The datasheet for the 2941 contains a example circuit with maths to go with it. This circuit should be capable of outputting between 1.2v and 26v, perfect for what I want to do.
So in the lab I found the components I needed, and set to work.
In order to calculate the values on R1 and R2 I used the equation provided, Vout=Vref(1+(R1/R2)) re-arranging so that, R1/R2=(Vout/Vref)-1. With this I then had a ratio that I could scale to any values I wanted.
Due to the output voltage being limited to between 1.2v and Vin – 1v I chose to aim for a output of 15v initially, because the power supply unit’s (PSU’s) my university have on workbenches only go up to 20v.
So with that value in mind I calculated R1/R2 = 11.195 to 3dp, therefore I selected a pre-set 2kΩ for R2 and a variable 22kΩ for R1. In theory I should then be getting approximate output voltages of:
14.76v at full rotation 7.995v at centre point 1.5375v at low rotation
As seen in the video below, with the reference voltage at 1.2 – 1.3v (poor resolution on the power supply’s behalf) and 19.9v on the input, the output voltage seems to fluctuate between 6.6v and then back up to 15.1v and back down.

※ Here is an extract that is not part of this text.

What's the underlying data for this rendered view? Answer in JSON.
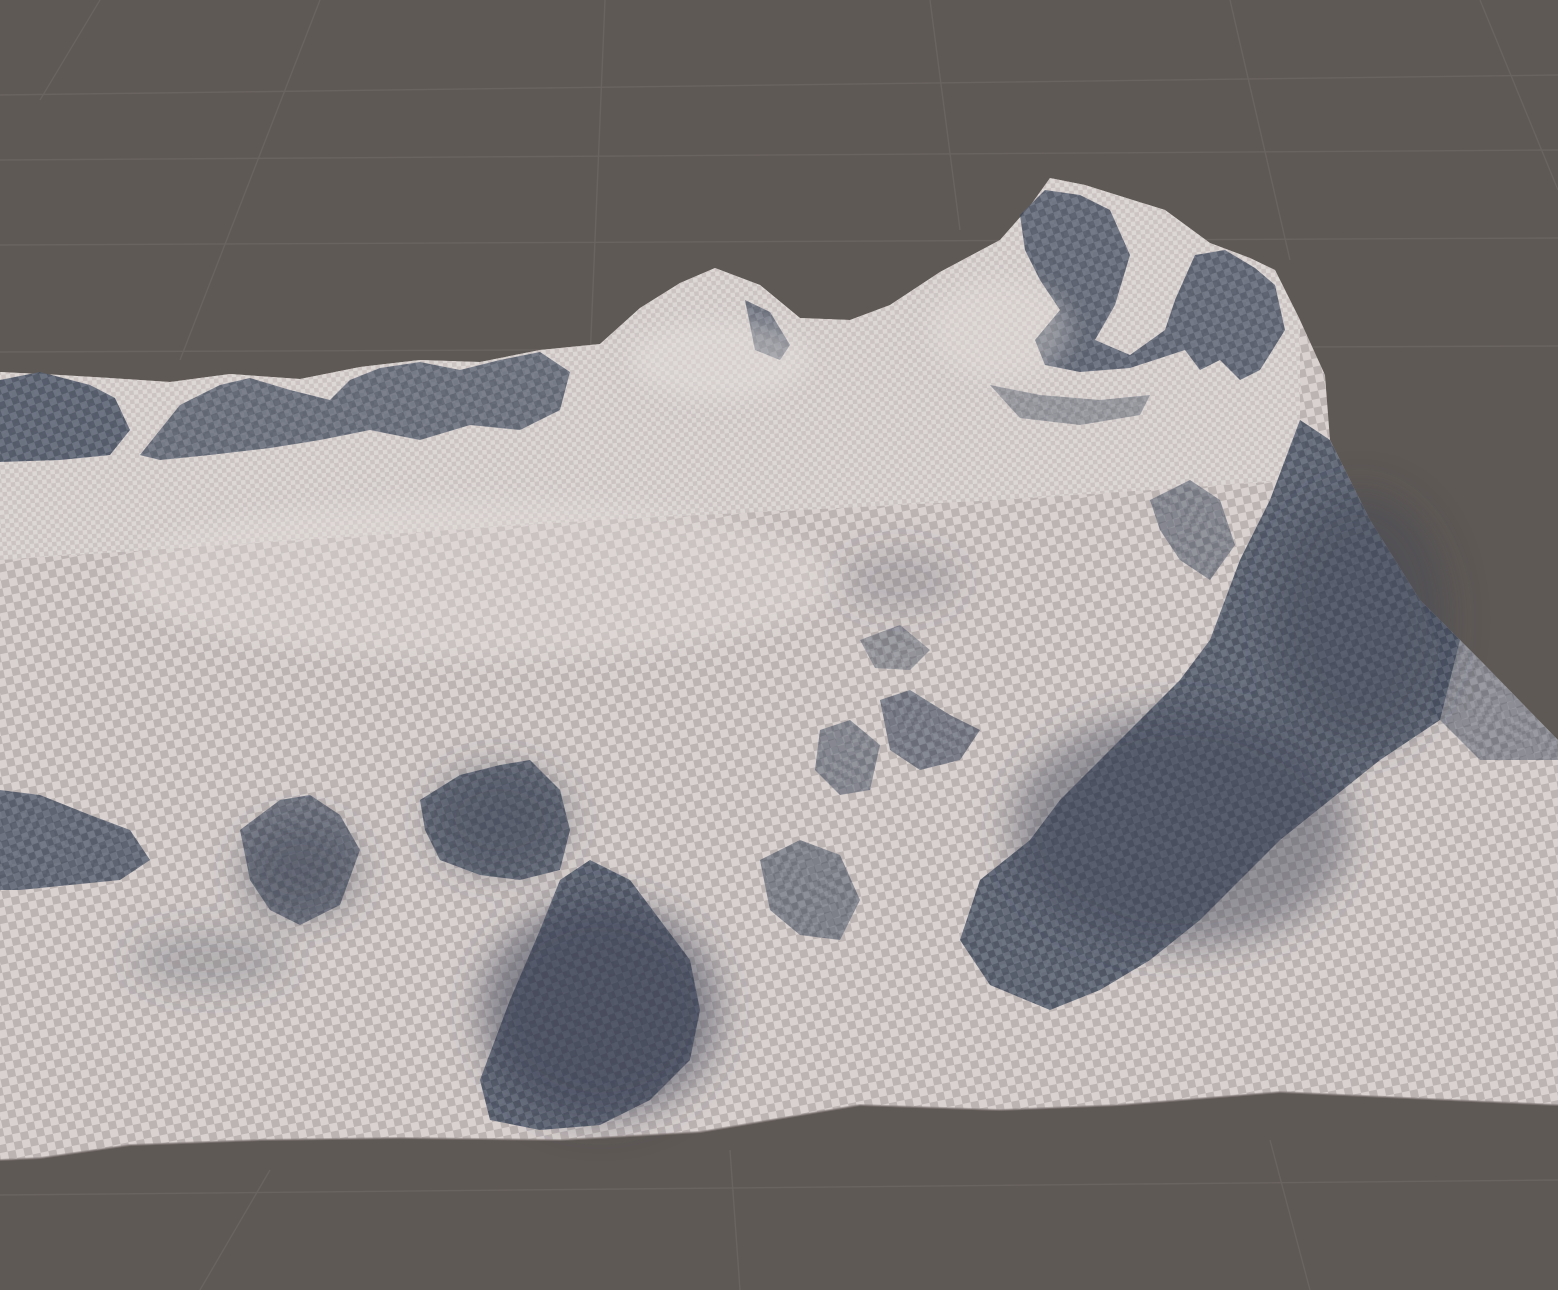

My plan in the next couple of days is to hock it up to the oscilloscope and investigate the input current, which was limited to 0.5A by the PSU.
So the MIC2941AWT‘s have arrived! These are the adjustable 1.2A Low dropout voltage regulators which I will be using to provide a variable voltage supply. I will only be using 1 in my project which means I will have 2 spares.
To provide a readout of the supply voltage, current and power, I intend to buy a pre-packaged module off ebay. This module is sold in 3 different variations, the 5A module, 10A module, and the 20A module. The 10A module has the best current sensing resolution while still capable of sensing a large range and costs about £20.
Alternatively I can buy a Voltmeter and Ammeter module for £18 which also provides an adjustable output voltage and an aluminium heat sink.
We’ll wait and see which module I decide to go for.
After my mistake was pointed out that I needed fuses on my output terminals, here they are.
Most decent workbench power supplies cost quite a lot, at least for a student. Whereas I have and old computer PSU lying around, so I figured I’d have a bit of fun converting it.
Taking inspiration from various other projects including the DIY Bench Supply from TG’s builds and the RepRap PCPowerSupply I’ve ordered a MIC2941AWT from Micrel, this is a 1.2A Low-Dropout Voltage Regulator that I’ll be using to supply a variable voltage. In addition to the variable supply I’ll be including terminals for the voltages supplied directly from the old psu.